Même subjective, l’esthétique fait l’objet de consensus culturels.

Définir la beauté est un acte subjectif et propre à chacun. Pour juger de la beauté graphique d’une interface, les critères sont moins objectifs que pour son utilisabilité qui se réfère par exemple au nombre d’erreurs chez les utilisateurs ou à la durée de réalisation de leur tâche. Au mieux, on peut se reposer sur les grandes tendances du web design et sur quelques éléments de bon goût.

Cependant, on peut objecter à cette vision que, culturellement, certains jugements font l’unanimité. Les sociétés occidentales définissent la beauté d’une manière spécifique et différente des sociétés orientales. Ces constantes permettent entre autres d’associer des couleurs à des émotions. Gérard Caron, fondateur de l’agence carré noir, a conceptualisé ce langage des couleurs.

L’esthétique a un impact cognitif sur l’utilisateur.

Les recherches en psychologie cognitive soulignent que la beauté d’une interface peut jouer sur l’affect et avoir une incidence sur le comportement de l’utilisateur et la performance de l’utilisation. On parle d’ailleurs de « plaisir » à l’utilisation. Isen, Daubman et Nowicki ont montré que l’humeur influence le raisonnement, l’apprentissage et la compréhension des informations traitées dans l’étude « Positive affect facilitates creative problem solving ».

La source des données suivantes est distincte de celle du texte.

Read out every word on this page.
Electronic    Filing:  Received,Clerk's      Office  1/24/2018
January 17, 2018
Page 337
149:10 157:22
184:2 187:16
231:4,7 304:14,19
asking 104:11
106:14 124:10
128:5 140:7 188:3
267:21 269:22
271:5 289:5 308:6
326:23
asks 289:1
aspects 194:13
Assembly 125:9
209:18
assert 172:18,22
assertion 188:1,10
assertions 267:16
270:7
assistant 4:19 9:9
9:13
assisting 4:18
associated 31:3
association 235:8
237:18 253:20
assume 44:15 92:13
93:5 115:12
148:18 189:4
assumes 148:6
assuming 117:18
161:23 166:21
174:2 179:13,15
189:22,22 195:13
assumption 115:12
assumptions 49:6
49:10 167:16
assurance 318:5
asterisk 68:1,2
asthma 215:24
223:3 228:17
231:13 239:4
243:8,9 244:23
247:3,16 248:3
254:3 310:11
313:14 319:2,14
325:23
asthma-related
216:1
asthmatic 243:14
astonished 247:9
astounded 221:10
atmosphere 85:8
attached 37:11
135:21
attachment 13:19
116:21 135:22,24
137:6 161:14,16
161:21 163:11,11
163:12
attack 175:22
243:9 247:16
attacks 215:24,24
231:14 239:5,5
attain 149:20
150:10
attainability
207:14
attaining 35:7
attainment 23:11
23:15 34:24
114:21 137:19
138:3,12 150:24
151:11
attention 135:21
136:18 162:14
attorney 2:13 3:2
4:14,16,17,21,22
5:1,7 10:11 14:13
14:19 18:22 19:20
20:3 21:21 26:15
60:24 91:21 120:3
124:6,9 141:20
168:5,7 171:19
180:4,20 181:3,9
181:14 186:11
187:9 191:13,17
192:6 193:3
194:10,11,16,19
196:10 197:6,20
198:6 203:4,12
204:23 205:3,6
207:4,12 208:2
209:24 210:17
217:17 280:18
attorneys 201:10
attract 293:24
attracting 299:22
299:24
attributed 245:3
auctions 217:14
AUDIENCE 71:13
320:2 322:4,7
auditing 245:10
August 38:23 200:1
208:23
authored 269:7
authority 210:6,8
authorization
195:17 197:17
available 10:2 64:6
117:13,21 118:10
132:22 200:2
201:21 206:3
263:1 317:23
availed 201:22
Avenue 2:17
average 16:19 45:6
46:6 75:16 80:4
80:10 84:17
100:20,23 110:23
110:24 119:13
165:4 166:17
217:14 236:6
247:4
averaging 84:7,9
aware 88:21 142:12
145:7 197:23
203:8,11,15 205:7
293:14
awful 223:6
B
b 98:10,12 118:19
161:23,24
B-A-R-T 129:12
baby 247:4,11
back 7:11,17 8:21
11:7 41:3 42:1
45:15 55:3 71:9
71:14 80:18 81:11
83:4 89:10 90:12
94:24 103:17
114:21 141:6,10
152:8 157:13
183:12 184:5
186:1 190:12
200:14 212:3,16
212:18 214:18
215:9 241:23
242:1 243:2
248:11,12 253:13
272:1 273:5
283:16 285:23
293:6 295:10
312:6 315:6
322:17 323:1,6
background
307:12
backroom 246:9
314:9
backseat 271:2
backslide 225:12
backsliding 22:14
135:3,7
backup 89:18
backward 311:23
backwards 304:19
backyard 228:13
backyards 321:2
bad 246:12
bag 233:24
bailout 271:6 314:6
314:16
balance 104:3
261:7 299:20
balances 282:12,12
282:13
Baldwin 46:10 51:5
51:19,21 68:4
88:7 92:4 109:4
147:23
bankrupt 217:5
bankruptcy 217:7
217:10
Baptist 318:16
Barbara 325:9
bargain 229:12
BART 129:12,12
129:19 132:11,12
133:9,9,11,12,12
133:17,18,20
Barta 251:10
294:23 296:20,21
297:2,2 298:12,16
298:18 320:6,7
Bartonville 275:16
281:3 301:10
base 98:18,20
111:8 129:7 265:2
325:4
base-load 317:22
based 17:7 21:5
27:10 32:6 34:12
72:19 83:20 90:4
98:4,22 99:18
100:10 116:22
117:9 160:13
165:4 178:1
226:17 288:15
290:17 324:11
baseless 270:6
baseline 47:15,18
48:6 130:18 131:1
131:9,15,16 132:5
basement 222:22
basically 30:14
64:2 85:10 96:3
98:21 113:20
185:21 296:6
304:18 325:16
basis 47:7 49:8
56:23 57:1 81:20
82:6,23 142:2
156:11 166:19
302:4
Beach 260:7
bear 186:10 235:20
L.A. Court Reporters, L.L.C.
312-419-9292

La beauté visuelle des interfaces aura tendance à induire un affect positif et à générer des habitudes. Au contraire, une interface inesthétique produira un affect négatif agissant en interférence sur la cognition. Il faut toutefois préciser que l’étude des humeurs et de leur influence sur la cognition est complexe, d’autres paramètres comme la personnalité entrent en jeu et modèrent ces résultats.

L’utilisabilité, c’est bien plus que la facilité d’utilisation.

Si on reprend la définition même de l’utilisabilité (norme ISO 9241), on se rend compte que la satisfaction de l’utilisateur est un critère de l’utilisabilité, bien qu’il ne soit pas facile à mesurer. Dans ces conditions, le design est un moyen supplémentaire de satisfaire l’utilisateur. Un utilisateur sera plus indulgent avec l’utilisabilité d’une interface qui est belle. C’est la problématique de la « good experience ».

Un utilisateur ne se rend pas compte aussi facilement des défauts d’utilisabilité. Il est difficile de réaliser que l’on pourrait être plus efficace ou plus rapide avec une interface conçue autrement. Au contraire, le jugement esthétique est immédiat. On sait tout de suite si le design de l’interface plaît ou non. C’est une perception qui définira la « première impression » et aussi en partie l’indice de satisfaction.